Alain Cruz
Alain Cruz

Reputation: 5097

Spring @Transactional. How does it really work?

We are using Spring and Hibernate in our project. We are using Spring transactional annotations and we understand what it does, but we still have some doubts regarding rollbacks.

Let's say we have the following code.

@Transactional
@Service
public class PersonServiceImpl implements PersonService {

    @Autowired
    private PersonDao personDao;

    @Autowired
    private AnotherService anotherService;

    @Override
    public void doSomething() throws Exception {
        Person person = new Person();
        person.setName("John");
        personDao.insert(person);
        person.setName("Megan");

        //What happens if the following call fails and throws and exception.
        personDao.update(person);

        // What happens if this other service's call fails?
        anotherService.doSomethingElse();
    }

}

If either the update or the other service's call fails, what would happen to the insert? Would there be a rollback and the insert would never be executed? Or would the insert still persist in the DB? Do I need to declare the following command in each method for the rollback to be executed.

@Transactional(rollbackFor= Exception.class)

If that is the case, what happens if my service call throws the exception? Would it still works? Thanks for the help.
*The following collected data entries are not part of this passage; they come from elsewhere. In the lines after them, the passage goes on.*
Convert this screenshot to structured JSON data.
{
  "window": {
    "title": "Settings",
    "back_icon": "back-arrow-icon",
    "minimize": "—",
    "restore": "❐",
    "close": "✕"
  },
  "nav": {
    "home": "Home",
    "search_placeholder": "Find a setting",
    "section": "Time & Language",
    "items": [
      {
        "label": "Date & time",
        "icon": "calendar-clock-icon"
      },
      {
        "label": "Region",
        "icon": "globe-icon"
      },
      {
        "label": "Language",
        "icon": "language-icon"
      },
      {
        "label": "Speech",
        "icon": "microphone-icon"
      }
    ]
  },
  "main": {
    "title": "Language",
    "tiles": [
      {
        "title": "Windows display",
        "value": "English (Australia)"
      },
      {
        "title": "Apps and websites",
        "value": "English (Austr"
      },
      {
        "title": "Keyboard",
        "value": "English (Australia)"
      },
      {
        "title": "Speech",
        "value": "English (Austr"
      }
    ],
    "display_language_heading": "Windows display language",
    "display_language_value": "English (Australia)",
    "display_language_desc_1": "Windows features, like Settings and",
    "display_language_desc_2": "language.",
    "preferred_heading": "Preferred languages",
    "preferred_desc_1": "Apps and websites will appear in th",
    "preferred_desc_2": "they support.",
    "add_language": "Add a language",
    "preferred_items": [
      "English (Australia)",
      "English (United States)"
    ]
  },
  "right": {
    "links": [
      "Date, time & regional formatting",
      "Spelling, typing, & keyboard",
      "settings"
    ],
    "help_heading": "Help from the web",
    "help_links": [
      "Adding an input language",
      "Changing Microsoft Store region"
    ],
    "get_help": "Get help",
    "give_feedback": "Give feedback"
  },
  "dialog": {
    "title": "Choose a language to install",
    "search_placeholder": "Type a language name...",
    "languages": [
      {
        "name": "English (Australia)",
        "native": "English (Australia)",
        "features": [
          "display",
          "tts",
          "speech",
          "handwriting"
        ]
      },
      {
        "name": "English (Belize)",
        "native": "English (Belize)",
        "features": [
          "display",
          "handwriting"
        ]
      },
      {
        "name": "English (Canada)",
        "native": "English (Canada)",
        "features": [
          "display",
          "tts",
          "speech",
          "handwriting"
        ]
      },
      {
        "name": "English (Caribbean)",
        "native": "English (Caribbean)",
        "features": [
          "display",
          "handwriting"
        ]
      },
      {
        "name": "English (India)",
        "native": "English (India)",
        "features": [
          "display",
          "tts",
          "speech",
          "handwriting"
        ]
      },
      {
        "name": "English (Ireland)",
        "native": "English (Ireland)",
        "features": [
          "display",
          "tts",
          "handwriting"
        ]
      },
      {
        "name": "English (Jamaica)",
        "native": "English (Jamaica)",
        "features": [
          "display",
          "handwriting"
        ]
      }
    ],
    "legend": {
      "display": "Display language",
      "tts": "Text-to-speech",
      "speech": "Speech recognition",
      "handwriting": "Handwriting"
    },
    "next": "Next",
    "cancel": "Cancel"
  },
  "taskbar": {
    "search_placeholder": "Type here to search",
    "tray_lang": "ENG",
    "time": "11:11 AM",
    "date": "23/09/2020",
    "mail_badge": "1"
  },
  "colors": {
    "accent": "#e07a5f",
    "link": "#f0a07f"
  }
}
I would really liked to understand the way rollbacks are executed inside a service call.

Upvotes: 1

Views: 141

Answers (1)

Stanislav Bashkyrtsev
Stanislav Bashkyrtsev

Reputation: 15316

By default if the exception is checked (extends Exception), the rollback won't happen - the transaction will be committed. Otherwise (if defaults were changed or we're talking about unchecked exceptions), the transaction is rolled back and INSERT/UPDATE statements don't persist anything. BTW, this is described in the JavaDocs to the rollbackFor attribute ;)

If the exception is eventually thrown from your Transactional method it doesn't matter where that exception originated.

If you're not sure about the behaviour, you can always debug Spring's HibernateTransactionManager and its superclasses.